Concernant le secteur de l'agriculture, le compost des décharges urbaines est souvent utilisé comme engrais vert pour les cultures maraîchères périurbaines et les jardins des maisons avec des arbres fruitiers. Ce compost peut contenir des métaux lourds tels que le plomb, le cadmium, le mercure et avoir des effets négatifs sur la production alimentaire.
Sur le bétail : Les animaux errants sont attirés par les résidus alimentaires contenus dans les sacs qui sont jetés dans les décharges. Ils ingèrent le plus souvent ces aliments avec des sacs en plastique, qui, une fois avalés, restent dans la panse et interfèrent avec la digestion. Cela entraîne donc une perte de productivité dans le lait et la viande de l'animal. Les décès d'animaux dus à l'ingestion de ces types de déchets sont fréquents sans compter le risque de contamination des produits animaux par des métaux lourds qui se transmettent à l'homme par bioaccumulation.

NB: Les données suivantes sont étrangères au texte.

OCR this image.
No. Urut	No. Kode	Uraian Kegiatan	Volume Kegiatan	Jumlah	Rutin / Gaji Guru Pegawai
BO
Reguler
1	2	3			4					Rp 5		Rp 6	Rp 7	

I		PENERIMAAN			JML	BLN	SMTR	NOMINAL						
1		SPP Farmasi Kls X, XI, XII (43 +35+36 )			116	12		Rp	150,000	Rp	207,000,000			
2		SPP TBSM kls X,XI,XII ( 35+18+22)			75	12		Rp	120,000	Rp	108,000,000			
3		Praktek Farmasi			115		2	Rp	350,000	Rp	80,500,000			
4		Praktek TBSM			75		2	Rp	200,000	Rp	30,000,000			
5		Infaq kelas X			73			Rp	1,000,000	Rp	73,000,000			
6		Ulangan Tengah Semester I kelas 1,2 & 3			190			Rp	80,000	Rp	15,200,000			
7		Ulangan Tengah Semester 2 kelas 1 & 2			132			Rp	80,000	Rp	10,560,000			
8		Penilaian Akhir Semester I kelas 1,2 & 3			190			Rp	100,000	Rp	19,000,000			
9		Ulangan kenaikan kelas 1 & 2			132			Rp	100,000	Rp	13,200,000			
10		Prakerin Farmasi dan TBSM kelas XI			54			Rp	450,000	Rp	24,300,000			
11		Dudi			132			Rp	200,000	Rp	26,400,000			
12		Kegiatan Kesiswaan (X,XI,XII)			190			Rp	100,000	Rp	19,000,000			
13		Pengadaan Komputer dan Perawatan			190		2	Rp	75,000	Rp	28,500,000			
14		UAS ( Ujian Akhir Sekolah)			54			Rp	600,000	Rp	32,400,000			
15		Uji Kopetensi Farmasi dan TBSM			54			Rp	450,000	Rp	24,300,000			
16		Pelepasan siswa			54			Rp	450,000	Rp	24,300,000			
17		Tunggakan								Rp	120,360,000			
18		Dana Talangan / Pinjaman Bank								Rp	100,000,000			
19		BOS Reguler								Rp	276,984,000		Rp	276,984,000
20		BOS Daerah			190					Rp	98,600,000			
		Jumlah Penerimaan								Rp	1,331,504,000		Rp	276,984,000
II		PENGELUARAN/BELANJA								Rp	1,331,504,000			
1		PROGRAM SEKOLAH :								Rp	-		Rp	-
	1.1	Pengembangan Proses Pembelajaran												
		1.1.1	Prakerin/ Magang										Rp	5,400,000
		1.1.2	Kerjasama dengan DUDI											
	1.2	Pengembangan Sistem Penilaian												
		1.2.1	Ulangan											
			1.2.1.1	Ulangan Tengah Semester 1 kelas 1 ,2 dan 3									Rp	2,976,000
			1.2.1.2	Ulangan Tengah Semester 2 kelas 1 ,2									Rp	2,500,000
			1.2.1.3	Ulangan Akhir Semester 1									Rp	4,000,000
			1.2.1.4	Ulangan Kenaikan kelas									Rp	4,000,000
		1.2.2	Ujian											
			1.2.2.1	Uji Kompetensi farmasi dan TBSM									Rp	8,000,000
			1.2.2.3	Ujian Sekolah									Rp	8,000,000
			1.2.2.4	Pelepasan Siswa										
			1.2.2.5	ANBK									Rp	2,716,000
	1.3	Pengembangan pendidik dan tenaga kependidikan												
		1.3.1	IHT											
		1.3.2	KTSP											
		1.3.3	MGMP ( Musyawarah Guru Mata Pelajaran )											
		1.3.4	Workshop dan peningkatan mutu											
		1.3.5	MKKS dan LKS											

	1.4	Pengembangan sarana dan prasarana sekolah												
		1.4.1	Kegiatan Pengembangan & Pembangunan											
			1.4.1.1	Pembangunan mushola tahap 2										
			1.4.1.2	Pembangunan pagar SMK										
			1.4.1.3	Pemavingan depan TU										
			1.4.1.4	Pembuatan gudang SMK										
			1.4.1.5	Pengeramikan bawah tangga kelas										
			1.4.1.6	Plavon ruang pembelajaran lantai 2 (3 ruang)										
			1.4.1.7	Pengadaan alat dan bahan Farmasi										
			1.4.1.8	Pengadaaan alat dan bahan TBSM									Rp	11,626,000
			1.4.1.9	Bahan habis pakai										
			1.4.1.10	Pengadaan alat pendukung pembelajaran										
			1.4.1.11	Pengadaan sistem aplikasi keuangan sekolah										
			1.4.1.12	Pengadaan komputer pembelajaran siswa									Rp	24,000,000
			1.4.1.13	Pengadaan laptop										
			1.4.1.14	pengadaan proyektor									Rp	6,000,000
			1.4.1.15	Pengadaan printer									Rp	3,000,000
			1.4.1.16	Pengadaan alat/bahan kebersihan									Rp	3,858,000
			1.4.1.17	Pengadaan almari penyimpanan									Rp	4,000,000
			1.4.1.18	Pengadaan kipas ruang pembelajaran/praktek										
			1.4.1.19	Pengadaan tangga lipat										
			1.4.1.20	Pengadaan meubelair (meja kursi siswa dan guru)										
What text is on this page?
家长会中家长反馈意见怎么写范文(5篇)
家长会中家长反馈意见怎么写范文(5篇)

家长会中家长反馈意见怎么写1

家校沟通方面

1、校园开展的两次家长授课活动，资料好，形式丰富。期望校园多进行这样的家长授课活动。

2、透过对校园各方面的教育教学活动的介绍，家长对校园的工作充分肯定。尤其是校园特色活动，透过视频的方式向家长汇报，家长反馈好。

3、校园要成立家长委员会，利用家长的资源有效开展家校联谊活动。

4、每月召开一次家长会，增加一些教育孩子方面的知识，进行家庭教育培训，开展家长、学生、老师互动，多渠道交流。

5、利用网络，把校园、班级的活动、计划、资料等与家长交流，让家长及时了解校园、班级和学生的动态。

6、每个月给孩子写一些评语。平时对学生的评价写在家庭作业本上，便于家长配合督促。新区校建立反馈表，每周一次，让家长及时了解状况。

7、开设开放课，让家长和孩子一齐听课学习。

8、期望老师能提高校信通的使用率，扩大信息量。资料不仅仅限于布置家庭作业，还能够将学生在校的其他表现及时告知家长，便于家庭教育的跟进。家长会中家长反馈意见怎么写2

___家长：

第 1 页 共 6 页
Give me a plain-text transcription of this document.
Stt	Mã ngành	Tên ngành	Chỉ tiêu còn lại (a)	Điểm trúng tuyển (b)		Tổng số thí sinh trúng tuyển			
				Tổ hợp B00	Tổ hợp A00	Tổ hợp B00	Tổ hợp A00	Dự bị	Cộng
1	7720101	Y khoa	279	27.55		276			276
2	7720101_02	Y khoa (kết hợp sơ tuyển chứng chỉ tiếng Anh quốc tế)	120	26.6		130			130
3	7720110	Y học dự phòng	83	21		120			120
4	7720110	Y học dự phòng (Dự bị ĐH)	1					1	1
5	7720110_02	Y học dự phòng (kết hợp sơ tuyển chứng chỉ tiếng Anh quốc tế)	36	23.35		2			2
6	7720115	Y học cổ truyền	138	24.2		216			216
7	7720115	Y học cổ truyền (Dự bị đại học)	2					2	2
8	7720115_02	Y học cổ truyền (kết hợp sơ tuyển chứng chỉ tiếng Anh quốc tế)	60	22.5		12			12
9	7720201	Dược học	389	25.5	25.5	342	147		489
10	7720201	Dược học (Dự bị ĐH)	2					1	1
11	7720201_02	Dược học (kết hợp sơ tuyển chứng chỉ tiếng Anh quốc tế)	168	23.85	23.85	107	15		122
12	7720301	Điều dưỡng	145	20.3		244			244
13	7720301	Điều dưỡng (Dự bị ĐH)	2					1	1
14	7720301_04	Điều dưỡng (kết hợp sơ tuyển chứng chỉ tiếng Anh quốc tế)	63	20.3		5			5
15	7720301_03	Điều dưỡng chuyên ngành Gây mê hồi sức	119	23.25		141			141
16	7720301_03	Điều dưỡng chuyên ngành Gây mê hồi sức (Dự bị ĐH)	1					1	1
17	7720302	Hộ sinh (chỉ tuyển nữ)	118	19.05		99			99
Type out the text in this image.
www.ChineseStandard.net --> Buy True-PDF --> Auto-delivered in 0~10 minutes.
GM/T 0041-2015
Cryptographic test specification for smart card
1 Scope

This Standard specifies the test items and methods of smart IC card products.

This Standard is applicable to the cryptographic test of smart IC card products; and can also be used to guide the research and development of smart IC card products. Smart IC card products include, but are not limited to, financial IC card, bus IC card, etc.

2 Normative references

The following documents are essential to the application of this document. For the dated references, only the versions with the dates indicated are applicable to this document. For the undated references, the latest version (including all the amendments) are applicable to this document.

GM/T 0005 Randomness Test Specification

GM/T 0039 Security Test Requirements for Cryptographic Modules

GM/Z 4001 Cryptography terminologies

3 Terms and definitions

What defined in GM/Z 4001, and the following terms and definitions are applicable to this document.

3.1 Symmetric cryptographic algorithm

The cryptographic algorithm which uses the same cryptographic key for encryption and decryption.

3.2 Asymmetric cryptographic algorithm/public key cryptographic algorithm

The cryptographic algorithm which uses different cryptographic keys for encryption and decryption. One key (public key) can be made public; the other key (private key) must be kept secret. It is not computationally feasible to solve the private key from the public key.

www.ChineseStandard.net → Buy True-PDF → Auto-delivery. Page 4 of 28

Sur l’économie des ménages : Dans les zones où l'agriculture est la principale source de revenus, les pertes économiques dues à la perte de production animale sont énormes. De plus, les dépenses de santé engagées par les ménages touchés et la réduction de la main- d'œuvre due à une mauvaise gestion des déchets diminuent le pouvoir d'achat de ces ménages.
Sur la qualité de la vie : Les déchets dégradent la beauté du cadre de vie des villes avec la prolifération des sacs plastiques dans l'environnement. Ils étouffent également les gouttières, ce qui facilite la prolifération des moustiques et génèrent des odeurs désagréables ; ils contribuent aux inondations dans les villes, à la dégradation de la santé publique et impactent négativement le tourisme.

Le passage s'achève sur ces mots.